HOMER, Ill. (WCIA) — Deer experts shed light on why deer mating season can be so dangerous for drivers.
Pam Leiter, an assistant director with the Champaign County Forest Preserve District, said in the fall, more drivers are out closer to dawn and dusk because the days are shorter and deer are more active because of mating season. Leiter said whenever it’s possible, drivers should turn on their high beams.
“Their eyes are adapted to the dark,” Leiter explained. “So, there’s a substance at the back of their eyes that reflects light so they can make the most of those low-light conditions at dusk and dawn, but that means it reflects the lights of the headbeams of your car.”
The Illinois Department of Transportation said more than 40% of deer-related car crashes happen in October, November and December, with November being the peak of the season.
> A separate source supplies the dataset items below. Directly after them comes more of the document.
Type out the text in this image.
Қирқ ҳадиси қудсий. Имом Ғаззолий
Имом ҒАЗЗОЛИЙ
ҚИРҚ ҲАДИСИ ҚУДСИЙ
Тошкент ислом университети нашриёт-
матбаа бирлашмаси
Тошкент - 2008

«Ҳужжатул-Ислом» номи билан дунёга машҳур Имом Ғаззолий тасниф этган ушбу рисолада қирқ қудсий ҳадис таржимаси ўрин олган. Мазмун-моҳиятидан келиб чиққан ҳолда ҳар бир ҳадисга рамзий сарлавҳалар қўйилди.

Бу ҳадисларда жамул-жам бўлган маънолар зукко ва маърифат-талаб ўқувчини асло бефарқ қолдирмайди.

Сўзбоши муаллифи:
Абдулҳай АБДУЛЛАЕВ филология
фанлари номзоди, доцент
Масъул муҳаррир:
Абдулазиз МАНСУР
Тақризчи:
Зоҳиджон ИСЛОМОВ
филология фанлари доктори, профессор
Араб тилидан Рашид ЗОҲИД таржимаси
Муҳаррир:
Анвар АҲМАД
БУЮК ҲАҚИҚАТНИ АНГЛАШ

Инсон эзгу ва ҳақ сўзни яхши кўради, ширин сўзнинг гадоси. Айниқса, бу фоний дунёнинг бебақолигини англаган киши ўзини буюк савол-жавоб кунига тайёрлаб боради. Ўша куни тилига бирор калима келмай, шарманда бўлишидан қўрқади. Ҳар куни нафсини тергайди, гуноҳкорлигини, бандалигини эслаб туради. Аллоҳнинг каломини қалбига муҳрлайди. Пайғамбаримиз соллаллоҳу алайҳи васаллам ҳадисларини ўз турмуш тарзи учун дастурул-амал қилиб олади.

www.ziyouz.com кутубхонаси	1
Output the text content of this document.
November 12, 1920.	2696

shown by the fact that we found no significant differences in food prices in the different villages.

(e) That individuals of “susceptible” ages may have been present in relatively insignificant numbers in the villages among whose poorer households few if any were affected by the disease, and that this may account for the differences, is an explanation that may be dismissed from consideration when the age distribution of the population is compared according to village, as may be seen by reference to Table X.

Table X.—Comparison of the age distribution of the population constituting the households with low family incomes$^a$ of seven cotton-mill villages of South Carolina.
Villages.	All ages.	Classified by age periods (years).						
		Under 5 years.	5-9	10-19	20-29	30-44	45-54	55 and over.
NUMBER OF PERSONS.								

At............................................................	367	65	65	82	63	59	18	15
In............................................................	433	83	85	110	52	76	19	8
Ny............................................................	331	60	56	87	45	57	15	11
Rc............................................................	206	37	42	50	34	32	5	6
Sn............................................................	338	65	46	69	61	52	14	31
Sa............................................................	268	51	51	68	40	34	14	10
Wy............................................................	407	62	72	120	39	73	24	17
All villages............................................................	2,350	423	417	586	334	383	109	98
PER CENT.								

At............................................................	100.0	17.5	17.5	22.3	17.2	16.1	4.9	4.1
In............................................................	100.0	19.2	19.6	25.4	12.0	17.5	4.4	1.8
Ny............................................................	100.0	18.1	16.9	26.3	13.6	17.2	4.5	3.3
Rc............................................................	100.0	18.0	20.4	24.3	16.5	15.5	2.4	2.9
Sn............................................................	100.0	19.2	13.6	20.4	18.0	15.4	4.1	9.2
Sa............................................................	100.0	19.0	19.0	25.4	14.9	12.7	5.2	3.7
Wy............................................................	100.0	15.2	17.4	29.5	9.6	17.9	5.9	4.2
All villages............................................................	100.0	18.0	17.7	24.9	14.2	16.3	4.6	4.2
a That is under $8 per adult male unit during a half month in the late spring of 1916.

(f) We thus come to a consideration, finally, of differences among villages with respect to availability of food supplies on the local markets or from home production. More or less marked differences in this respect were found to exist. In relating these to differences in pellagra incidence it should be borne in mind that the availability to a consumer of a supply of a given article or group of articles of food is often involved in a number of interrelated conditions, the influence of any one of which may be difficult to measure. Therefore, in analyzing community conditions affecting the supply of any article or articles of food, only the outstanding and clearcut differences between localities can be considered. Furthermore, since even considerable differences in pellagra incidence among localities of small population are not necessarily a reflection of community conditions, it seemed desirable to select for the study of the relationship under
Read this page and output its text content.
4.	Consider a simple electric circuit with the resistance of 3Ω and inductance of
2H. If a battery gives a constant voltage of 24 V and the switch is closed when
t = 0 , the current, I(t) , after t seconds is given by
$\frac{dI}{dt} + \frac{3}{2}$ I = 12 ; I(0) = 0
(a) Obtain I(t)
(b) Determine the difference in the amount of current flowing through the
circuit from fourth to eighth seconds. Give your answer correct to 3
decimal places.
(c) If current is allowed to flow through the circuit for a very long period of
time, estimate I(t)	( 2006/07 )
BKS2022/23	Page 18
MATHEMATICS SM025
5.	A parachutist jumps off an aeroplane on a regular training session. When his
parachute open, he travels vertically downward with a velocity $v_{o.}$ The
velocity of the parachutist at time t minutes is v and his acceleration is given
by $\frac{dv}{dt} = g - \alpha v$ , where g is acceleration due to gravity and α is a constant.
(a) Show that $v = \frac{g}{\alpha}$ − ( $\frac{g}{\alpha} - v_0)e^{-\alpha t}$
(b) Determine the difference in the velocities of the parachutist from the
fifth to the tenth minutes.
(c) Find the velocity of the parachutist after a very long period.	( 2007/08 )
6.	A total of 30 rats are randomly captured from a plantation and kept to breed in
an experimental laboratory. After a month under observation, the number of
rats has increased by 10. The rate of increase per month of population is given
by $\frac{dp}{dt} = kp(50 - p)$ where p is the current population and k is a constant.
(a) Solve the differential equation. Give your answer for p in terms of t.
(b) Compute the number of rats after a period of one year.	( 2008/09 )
Out of roughly 15,600 deer-related crashes in 2018, IDOT said nearly 90% happened in rural areas.
“In general, we find that in the cooler months of the year, there will be pretty large herds in the farm fields right outside of Homer Lake Forest Preserve, maybe 20 to 30 deer or so,” Leiter said. “So, if you have a farm field right near a wooded area, deer will tend to stay in the wooded area during the day, and travel to the farm fields to feed at dawn and dusk. So, they’re crossing that road a lot and making that transition.”
Leiter also wanted drivers to remember deer travel in herds, meaning if you’ve seen one, more are likely on the way as well.